Batterie antiaeree, porti e aeroporti, siti di produzione e di stoccaggio di armi, depositi e strutture militari. In una manciata di giorni, dopo la conquista di Damasco da parte del fronte di opposizione ad Assad, Israele ha decimato le capacità militari siriane portando avanti complessivamente 480 attacchi aerei. L’obiettivo è dichiarato: distruggere tutte le capacità strategico-militari del Paese ed evitare che chiunque lo governi abbia tra le mani la possibilità di lanciare operazioni di natura offensiva. Alcuni tra gli attacchi più incisivi sono stati lanciati sulla città di Laodicea (anche nota come Latakia) dove trovava sede la maggior parte delle navi dell’esigua flotta della marina militare siriana, mentre intanto le navi russe situate nella base navale di Tartus si sono allontanate dalla costa e hanno abbandonato la base. Procede inoltre l’invasione terrestre del Paese, che ha raggiunto buona parte della zona cuscinetto con la Siria, e che per ora sembra destinata a una futura annessione da parte dello Stato ebraico.
Gli attacchi israeliani hanno seguito la presa di Damasco da parte delle milizie di Hay’at Tahrir al-Sham (HTS), il principale gruppo che ha guidato l’avanzata “ribelle”, e continuano tuttora. Ieri, le Forze di Difesa Israeliane (IDF) hanno condiviso una serie di dati sulle operazioni, che le stesse IDF hanno definito «preventive». Da quanto si apprende, per ora l’aeronautica ha lanciato oltre 350 attacchi aerei, colpendo una vasta gamma di obiettivi, tra cui batterie antiaeree, aeroporti dell’aeronautica siriana e decine di siti di produzione di armi a Damasco, Homs, Tartus, Latakia e Palmira. Sono state prese di mira, inoltre, numerose risorse «strategiche», tra cui missili Scud, missili da crociera, missili terra-mare, terra-aria e terra-terra, droni, aerei da combattimento, elicotteri d’attacco, radar, carri armati ed hangar. A questi si aggiungono 130 attacchi contro depositi di armi, strutture militari, piattaforme balistiche e postazioni di tiro.
Tra le macerie causate dagli attacchi aerei e navali israeliani che stanno devastando la Siria, le truppe di fanteria delle IDF non sono rimaste ferme. Già all’indomani della presa di Damasco, con la scusa della minaccia armata rappresentata dai “ribelli”, le IDF hanno occupato parte delle Alture del Golan sotto il controllo della Siria. Qui, il primo ministro israeliano Benjamin Netanyahu ha ordinato l’occupazione militare della «zona cuscinetto» esistente tra i due Paesi, dopo che i militari siriani hanno abbandonato le loro postazioni. L’esercito intende controllare con precisione una zona cuscinetto demilitarizzata di circa 400 chilometri quadrati. Nelle ultime ore, sembra che i carri armati siano arrivati nella città di Qneitra, nell’area sudorientale del Paese.

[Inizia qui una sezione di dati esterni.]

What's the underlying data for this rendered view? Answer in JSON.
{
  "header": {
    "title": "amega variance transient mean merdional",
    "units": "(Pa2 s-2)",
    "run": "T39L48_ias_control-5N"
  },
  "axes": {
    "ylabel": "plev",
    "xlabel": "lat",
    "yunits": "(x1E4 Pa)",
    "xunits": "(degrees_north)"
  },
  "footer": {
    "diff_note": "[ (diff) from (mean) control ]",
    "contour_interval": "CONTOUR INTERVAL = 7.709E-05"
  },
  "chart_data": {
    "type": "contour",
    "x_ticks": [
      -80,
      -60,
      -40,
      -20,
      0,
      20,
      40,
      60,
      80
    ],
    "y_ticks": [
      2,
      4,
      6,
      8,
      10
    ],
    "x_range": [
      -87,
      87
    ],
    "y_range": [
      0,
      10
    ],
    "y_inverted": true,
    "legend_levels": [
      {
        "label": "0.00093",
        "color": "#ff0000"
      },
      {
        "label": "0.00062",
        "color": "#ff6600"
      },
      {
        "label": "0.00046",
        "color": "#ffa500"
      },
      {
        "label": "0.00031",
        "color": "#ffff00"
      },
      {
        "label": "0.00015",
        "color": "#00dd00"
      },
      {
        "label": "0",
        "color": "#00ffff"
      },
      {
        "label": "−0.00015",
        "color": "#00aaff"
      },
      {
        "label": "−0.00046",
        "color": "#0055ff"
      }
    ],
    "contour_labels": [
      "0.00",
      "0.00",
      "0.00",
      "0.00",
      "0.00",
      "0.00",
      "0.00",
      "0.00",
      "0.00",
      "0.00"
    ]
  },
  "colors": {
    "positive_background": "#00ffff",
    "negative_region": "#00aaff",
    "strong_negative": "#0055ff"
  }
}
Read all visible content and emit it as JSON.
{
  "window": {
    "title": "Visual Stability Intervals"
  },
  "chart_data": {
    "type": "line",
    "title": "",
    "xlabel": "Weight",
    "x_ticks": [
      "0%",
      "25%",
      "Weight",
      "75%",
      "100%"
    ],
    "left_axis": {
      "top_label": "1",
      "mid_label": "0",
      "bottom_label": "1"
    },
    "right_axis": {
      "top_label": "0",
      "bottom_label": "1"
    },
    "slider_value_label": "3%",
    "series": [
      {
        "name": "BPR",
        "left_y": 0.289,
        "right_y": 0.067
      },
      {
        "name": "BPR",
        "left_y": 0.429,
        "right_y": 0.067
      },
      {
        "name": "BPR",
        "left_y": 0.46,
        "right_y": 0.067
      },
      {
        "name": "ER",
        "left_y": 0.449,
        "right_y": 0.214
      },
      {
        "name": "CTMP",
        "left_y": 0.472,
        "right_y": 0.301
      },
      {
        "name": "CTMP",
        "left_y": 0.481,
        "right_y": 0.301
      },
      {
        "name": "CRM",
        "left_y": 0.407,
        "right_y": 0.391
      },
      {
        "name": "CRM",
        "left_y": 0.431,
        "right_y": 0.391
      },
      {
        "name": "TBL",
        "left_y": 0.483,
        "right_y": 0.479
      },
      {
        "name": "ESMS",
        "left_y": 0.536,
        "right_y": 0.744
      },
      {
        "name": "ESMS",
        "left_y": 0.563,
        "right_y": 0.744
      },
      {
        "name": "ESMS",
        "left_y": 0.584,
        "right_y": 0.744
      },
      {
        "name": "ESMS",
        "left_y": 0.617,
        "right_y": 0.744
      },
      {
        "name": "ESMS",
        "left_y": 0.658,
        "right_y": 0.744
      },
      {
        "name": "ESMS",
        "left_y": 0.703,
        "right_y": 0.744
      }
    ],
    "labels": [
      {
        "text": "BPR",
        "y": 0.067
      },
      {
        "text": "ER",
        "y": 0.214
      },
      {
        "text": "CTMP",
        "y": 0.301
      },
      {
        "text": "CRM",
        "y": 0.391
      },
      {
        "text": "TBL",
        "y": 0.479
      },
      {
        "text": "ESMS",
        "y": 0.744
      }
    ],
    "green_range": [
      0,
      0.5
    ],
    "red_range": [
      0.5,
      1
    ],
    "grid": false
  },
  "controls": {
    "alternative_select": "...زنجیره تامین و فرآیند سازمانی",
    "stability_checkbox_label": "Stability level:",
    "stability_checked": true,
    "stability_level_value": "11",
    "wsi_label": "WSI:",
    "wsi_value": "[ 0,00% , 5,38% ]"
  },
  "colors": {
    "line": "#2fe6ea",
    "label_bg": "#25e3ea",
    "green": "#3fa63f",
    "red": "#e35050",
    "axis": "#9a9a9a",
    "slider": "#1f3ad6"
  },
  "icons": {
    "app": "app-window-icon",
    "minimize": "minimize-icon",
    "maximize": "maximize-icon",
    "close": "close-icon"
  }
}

L’obiettivo degli attacchi israeliani è manifesto ed è stato dichiarato dallo stesso esercito: le IDF intendono distruggere la capacità bellica della Siria e lasciare un futuro potentato privo di qualsiasi possibilità di offesa. Che al potere ci siano sunniti, sciiti, alauiti o salafiti, insomma, non importa. Ciò che conta è che non possano in alcun modo avere la forza di agire – o reagire – militarmente. Meno esplicito è invece l’obiettivo delle cosiddette «operazioni terrestri». Israele sostiene di non voler conquistare il territorio siriano, ma tutto sembrerebbe puntare a una futura annessione delle aree occupate, in linea con l’idea del Grande Israele, sostenuta da vari esponenti della politica israeliana. Lo stesso primo ministro Benjamin Netanyahu ha più volte affermato che le alture del Golan appartengono a Israele di diritto, lasciando presagire ripetutamente le sue intenzioni di annetterle per intero. Il Golan siriano, situato nella Siria sud-occidentale, è stato occupato da Israele nel 1967. Con gli accordi di disimpegno che seguirono la Guerra d’Ottobre del 1973, la Siria riconquistò una parte di territorio che comprendeva Qneitra, la capitale del Golan – completamente rasa al suolo dagli israeliani pochi giorni prima del loro ritiro. Le restanti aree del Golan occupato furono formalmente annesse da Israele nel 1981, decisione cui seguì la condanna della comunità internazionale.